Early induction of PD-1⁺ T cells in SMs, delayed induction in RMs, and PD-1+ cell types. A, Representative images of immunohistochemically stained secondary LT showing the density of brown-stained PD-1⁺ cells in both RMs and SMs during acute and chronic infection. Scale bar = 12.5 μm. B, QIA of the percentage of the area ± SEM of the TZ occupied by PD-1 in both RMs and SMs. C, Flow cytometric analysis of the mean proportion of CD4⁺PD-1⁺ and CD8⁺ PD-1⁺ from peripheral blood of RMs (black line) and SMs (red line) during the course of infection. D, Gating strategy showing the flow cytometric analysis of CD4⁺ and CD8⁺ naive, memory, and effector T cells.
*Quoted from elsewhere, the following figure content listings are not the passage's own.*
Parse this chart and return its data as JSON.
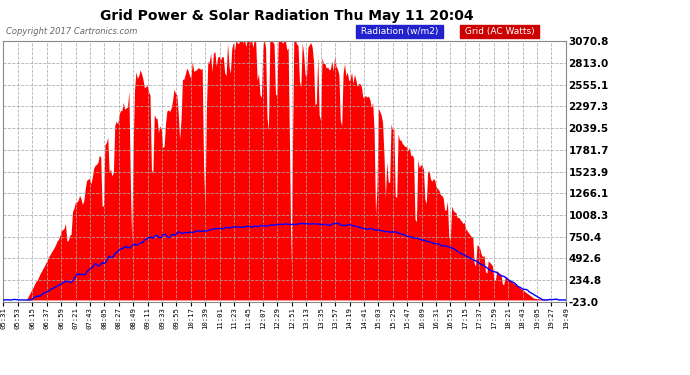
{
  "title": "Grid Power & Solar Radiation Thu May 11 20:04",
  "copyright": "Copyright 2017 Cartronics.com",
  "legend_radiation": "Radiation (w/m2)",
  "legend_grid": "Grid (AC Watts)",
  "ylabel_right": [
    "3070.8",
    "2813.0",
    "2555.1",
    "2297.3",
    "2039.5",
    "1781.7",
    "1523.9",
    "1266.1",
    "1008.3",
    "750.4",
    "492.6",
    "234.8",
    "-23.0"
  ],
  "ymin": -23.0,
  "ymax": 3070.8,
  "background_color": "#ffffff",
  "plot_bg_color": "#ffffff",
  "grid_color": "#aaaaaa",
  "red_color": "#ff0000",
  "blue_color": "#0000ff",
  "xtick_labels": [
    "05:31",
    "05:53",
    "06:15",
    "06:37",
    "06:59",
    "07:21",
    "07:43",
    "08:05",
    "08:27",
    "08:49",
    "09:11",
    "09:33",
    "09:55",
    "10:17",
    "10:39",
    "11:01",
    "11:23",
    "11:45",
    "12:07",
    "12:29",
    "12:51",
    "13:13",
    "13:35",
    "13:57",
    "14:19",
    "14:41",
    "15:03",
    "15:25",
    "15:47",
    "16:09",
    "16:31",
    "16:53",
    "17:15",
    "17:37",
    "17:59",
    "18:21",
    "18:43",
    "19:05",
    "19:27",
    "19:49"
  ]
}
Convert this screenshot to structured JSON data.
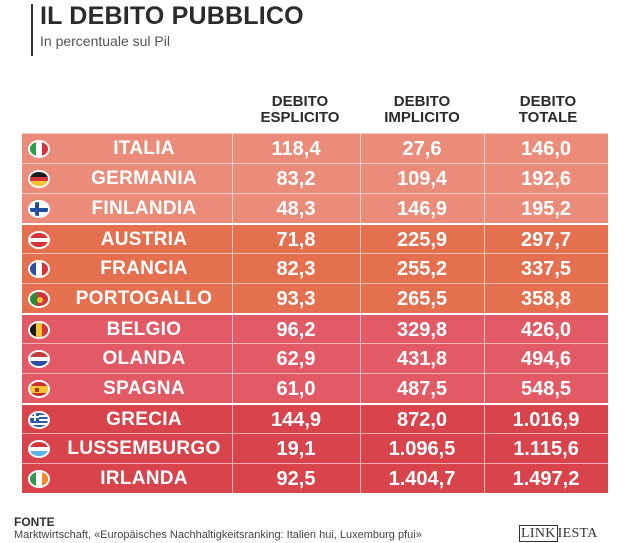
{
  "header": {
    "title": "IL DEBITO PUBBLICO",
    "subtitle": "In percentuale sul Pil"
  },
  "columns": {
    "c1": [
      "DEBITO",
      "ESPLICITO"
    ],
    "c2": [
      "DEBITO",
      "IMPLICITO"
    ],
    "c3": [
      "DEBITO",
      "TOTALE"
    ]
  },
  "chart_data": {
    "type": "table",
    "title": "IL DEBITO PUBBLICO",
    "subtitle": "In percentuale sul Pil",
    "columns": [
      "DEBITO ESPLICITO",
      "DEBITO IMPLICITO",
      "DEBITO TOTALE"
    ],
    "rows": [
      {
        "country": "ITALIA",
        "flag": "it-flag-icon",
        "esplicito": "118,4",
        "implicito": "27,6",
        "totale": "146,0",
        "color": "#ea8c79"
      },
      {
        "country": "GERMANIA",
        "flag": "de-flag-icon",
        "esplicito": "83,2",
        "implicito": "109,4",
        "totale": "192,6",
        "color": "#ea8c79"
      },
      {
        "country": "FINLANDIA",
        "flag": "fi-flag-icon",
        "esplicito": "48,3",
        "implicito": "146,9",
        "totale": "195,2",
        "color": "#ea8c79"
      },
      {
        "country": "AUSTRIA",
        "flag": "at-flag-icon",
        "esplicito": "71,8",
        "implicito": "225,9",
        "totale": "297,7",
        "color": "#e5704f"
      },
      {
        "country": "FRANCIA",
        "flag": "fr-flag-icon",
        "esplicito": "82,3",
        "implicito": "255,2",
        "totale": "337,5",
        "color": "#e5704f"
      },
      {
        "country": "PORTOGALLO",
        "flag": "pt-flag-icon",
        "esplicito": "93,3",
        "implicito": "265,5",
        "totale": "358,8",
        "color": "#e5704f"
      },
      {
        "country": "BELGIO",
        "flag": "be-flag-icon",
        "esplicito": "96,2",
        "implicito": "329,8",
        "totale": "426,0",
        "color": "#e35a67"
      },
      {
        "country": "OLANDA",
        "flag": "nl-flag-icon",
        "esplicito": "62,9",
        "implicito": "431,8",
        "totale": "494,6",
        "color": "#e35a67"
      },
      {
        "country": "SPAGNA",
        "flag": "es-flag-icon",
        "esplicito": "61,0",
        "implicito": "487,5",
        "totale": "548,5",
        "color": "#e35a67"
      },
      {
        "country": "GRECIA",
        "flag": "gr-flag-icon",
        "esplicito": "144,9",
        "implicito": "872,0",
        "totale": "1.016,9",
        "color": "#d9434b"
      },
      {
        "country": "LUSSEMBURGO",
        "flag": "lu-flag-icon",
        "esplicito": "19,1",
        "implicito": "1.096,5",
        "totale": "1.115,6",
        "color": "#d9434b"
      },
      {
        "country": "IRLANDA",
        "flag": "ie-flag-icon",
        "esplicito": "92,5",
        "implicito": "1.404,7",
        "totale": "1.497,2",
        "color": "#d9434b"
      }
    ]
  },
  "footer": {
    "fonte_label": "FONTE",
    "source_text": "Marktwirtschaft, «Europäisches Nachhaltigkeitsranking: Italien hui, Luxemburg pfui»",
    "logo_left": "LINK",
    "logo_right": "IESTA"
  }
}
E, Flow cytometric analysis of the mean proportions of total, naive, memory, and effector CD4⁺PD-1⁺ (left) T cells and total, naive, memory, effector memory, and effector CD8⁺PD-1⁺ (right) T cells from peripheral blood of SIV-negative (□) SMs (n = 19) and naturally infected chronic SIV-positive (■) SMs (n = 32). F, Phenotypic confocal analysis of double-stained sections at day 14 with the fluorophore colors shown. In the merged images, only CD3⁺ T cells are PD-1⁺ (bottom left panel). Immunohistochemical staining for CD8 was unsuccessful in these fixed tissues. However, most CD3⁺PD-1⁺ cells were CD4⁻ (bottom right panel) and thus ostensibly CD8⁺ T cells are the major population of PD-1⁺ cells at day 14 in SIV-infected SMs.

FIGURE 6

Early induction and subsequent decreases of granzyme B-positive effector T cells in SMs vs sustained high levels in RMs. A, Representative images of immunohistochemically stained secondary LT showing the level of brown-stained granzyme B-positive cells in both RMs and SMs during acute and chronic infection. Scale bar = 12.5 μm. B, QIA of the percentage of the area ± SEM of the TZ occupied by granzyme B in both RMs and SMs. C, The level ± SEM of granzyme B-positive effector cells (dashed line) in the TZ of secondary LT mirrors the kinetics of Ki67⁺ activated cells (solid line) in both RMs (top) and SMs (bottom). D, Phenotypic confocal analysis of double-stained sections at day 14 with PD-1 (green) and granzyme B (red) showing that virtually all PD-1⁺ T cells are granzyme B-negative.

FIGURE 7

Similar SIV replication in RMs and SMs during the acute stage of infection. A, Plasma viral loads over the course of infection. B, Representative images of SIV RNA-positive cells by in situ hybridization in LT. In developed radioautographs following in situ hybridization with ³⁵S-labeled RNA riboprobes, SIV RNA-positive cells appear black in transmitted light. Scale bar = 12.5 μm. C, QIA of the frequency ± SEM of SIV RNA-positive cells/mm² within LT of RMs and SMs.

FIGURE 8

Relationship between PD-1 expression, Ki67⁺ immune activation and granzyme B expression in SMs and RMs. PD-1 expression ± SEM (solid line) in SMs (right) mirror the kinetics of both Ki67⁺ activated (dashed line) cells (top) and granzyme B-positive (dashed line) effector cells (bottom), whereas in RMs (left) the increase in the levels of Ki67⁺ activated cells and granzyme B-positive effector cells over time was not affected by the expression level of PD-1.